Samson embodies the new tolerance for volatility. There was a time when inconsistency might have cost him extended runs. But now India have adopted a more layered wait-and-watch policy. So when Samson didn’t do well against New Zealand, he was allowed to take his mind off the failures. “Obviously he had a tough series against New Zealand, so sometimes it’s important to give him a break as well, because you want to get the guy off that pressure situation as well,” said Gambhir. “And we always knew that whenever we need him in the World Cup game, he’ll come and deliver it for us. And against Zimbabwe, he delivered it for us. We got a start that we wanted in the first three overs (48/1 in 3.4 overs when he was dismissed). And today, again, from where he had left against Zimbabwe, he showcased his talent.”
This approach reflects an acceptance of net positive mathematics in a format that rewards bursts over averages. Perhaps that’s the most significant shift in India’s philosophical approach too. In ensuring such a high-performing flexible batting depth, India have effectively rendered opposition planning more probabilistic than targeted. There is no single wicket that unlocks relief for them anymore. Remove one aggressor and another arrives, often with a different scoring pattern. This multiplicity has also allowed India to tailor lineups to conditions, to distribute responsibility. WIth success no longer monopolised, India’s batting has effectively been democratised.

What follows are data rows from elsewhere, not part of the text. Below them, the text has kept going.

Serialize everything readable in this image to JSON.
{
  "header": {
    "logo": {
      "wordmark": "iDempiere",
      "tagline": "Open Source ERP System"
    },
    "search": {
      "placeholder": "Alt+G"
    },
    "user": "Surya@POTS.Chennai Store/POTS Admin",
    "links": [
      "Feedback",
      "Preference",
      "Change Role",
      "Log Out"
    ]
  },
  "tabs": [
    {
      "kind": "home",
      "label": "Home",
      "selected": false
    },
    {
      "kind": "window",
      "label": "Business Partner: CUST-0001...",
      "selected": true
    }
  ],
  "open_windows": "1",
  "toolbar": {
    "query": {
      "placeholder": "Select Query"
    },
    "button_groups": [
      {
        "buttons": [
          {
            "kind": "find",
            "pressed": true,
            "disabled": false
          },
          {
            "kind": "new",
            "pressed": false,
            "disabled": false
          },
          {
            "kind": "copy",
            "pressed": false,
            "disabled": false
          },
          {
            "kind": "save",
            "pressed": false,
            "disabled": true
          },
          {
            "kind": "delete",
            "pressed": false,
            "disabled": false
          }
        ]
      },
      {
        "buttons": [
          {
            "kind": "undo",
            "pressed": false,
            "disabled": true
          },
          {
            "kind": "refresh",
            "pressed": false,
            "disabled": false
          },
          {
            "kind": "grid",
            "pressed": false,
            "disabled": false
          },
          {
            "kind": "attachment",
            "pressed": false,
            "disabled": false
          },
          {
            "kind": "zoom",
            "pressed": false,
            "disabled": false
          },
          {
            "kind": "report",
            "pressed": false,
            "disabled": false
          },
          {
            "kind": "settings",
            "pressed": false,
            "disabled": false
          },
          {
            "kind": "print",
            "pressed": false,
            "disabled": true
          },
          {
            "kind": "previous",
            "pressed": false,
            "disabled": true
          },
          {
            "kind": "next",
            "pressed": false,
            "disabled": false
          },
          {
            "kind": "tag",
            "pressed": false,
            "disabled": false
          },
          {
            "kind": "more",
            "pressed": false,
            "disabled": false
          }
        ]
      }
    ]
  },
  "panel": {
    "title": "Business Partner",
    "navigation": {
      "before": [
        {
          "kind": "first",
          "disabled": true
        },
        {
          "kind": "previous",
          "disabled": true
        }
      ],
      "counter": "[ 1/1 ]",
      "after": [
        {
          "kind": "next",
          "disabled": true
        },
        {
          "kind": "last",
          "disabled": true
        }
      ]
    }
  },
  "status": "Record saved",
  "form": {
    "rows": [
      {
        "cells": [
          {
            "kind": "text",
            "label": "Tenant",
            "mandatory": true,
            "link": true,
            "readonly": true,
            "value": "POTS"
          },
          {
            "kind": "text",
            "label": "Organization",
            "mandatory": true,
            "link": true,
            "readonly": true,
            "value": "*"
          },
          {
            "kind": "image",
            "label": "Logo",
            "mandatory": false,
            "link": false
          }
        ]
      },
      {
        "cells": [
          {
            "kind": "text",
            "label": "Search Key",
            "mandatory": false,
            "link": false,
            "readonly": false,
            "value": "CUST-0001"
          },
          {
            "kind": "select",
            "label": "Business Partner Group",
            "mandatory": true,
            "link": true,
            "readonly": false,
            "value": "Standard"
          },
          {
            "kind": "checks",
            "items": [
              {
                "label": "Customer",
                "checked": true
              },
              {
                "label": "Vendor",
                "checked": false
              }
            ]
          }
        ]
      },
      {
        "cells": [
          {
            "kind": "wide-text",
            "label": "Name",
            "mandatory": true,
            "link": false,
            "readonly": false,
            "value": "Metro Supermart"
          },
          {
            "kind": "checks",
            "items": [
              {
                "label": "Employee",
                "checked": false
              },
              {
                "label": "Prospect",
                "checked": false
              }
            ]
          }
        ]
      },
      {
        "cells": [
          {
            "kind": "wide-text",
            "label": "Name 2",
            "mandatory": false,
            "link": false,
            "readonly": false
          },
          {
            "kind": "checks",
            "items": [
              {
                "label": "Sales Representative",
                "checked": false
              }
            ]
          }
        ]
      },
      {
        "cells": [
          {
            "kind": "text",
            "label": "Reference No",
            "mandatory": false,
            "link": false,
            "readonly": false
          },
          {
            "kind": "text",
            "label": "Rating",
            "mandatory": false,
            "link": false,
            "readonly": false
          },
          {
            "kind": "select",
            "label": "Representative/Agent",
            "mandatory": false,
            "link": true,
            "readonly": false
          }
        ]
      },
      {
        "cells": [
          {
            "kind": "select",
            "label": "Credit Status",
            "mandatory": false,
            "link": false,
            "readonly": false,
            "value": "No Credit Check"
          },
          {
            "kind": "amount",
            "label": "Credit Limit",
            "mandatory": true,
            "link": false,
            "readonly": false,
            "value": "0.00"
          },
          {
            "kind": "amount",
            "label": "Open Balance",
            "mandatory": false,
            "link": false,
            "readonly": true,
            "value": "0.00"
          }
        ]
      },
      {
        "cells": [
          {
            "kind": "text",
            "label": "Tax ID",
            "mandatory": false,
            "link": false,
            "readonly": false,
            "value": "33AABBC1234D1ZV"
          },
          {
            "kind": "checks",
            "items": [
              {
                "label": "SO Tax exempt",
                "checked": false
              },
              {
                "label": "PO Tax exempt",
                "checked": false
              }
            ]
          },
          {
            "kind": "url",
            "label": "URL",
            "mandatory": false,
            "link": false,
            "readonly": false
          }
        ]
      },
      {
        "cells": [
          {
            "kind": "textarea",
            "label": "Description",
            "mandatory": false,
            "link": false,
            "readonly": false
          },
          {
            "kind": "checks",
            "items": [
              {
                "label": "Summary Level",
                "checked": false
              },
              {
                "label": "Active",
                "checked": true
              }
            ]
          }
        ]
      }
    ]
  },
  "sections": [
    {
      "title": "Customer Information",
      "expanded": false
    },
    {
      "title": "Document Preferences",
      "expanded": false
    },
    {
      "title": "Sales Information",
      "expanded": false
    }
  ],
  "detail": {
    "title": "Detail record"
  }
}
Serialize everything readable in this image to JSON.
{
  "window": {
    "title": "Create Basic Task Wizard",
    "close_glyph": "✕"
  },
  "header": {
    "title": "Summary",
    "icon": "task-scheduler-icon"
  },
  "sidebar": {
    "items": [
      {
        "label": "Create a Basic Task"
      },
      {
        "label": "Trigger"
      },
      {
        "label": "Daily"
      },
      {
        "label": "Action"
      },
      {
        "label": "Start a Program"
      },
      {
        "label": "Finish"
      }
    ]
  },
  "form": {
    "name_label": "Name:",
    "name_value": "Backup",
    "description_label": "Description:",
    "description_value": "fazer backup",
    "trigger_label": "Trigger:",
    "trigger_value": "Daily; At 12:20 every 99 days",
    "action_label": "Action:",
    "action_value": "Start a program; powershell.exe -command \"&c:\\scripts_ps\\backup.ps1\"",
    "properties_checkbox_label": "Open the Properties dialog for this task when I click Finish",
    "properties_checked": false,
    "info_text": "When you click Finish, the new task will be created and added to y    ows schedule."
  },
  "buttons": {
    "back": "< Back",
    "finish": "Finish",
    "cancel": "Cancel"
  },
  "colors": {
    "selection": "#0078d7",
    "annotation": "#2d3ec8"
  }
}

The defeat to South Africa showed this evolution is not without peril. On difficult surfaces, a cascade of dismissals can expose the absence of a traditional stabiliser. Yet India appear comfortable with that trade-off, choosing plurality over singularity and raising their ceiling in the process. The names change—Abhishek one night, Suryakumar the next, Dube or Samson after that—but the template endures. India’s T20 batting is no longer a story about rescue acts. It’s about recurring surges. For a cricket culture long accustomed to lionizing individual heroes, this collective turn marks a quiet revolution.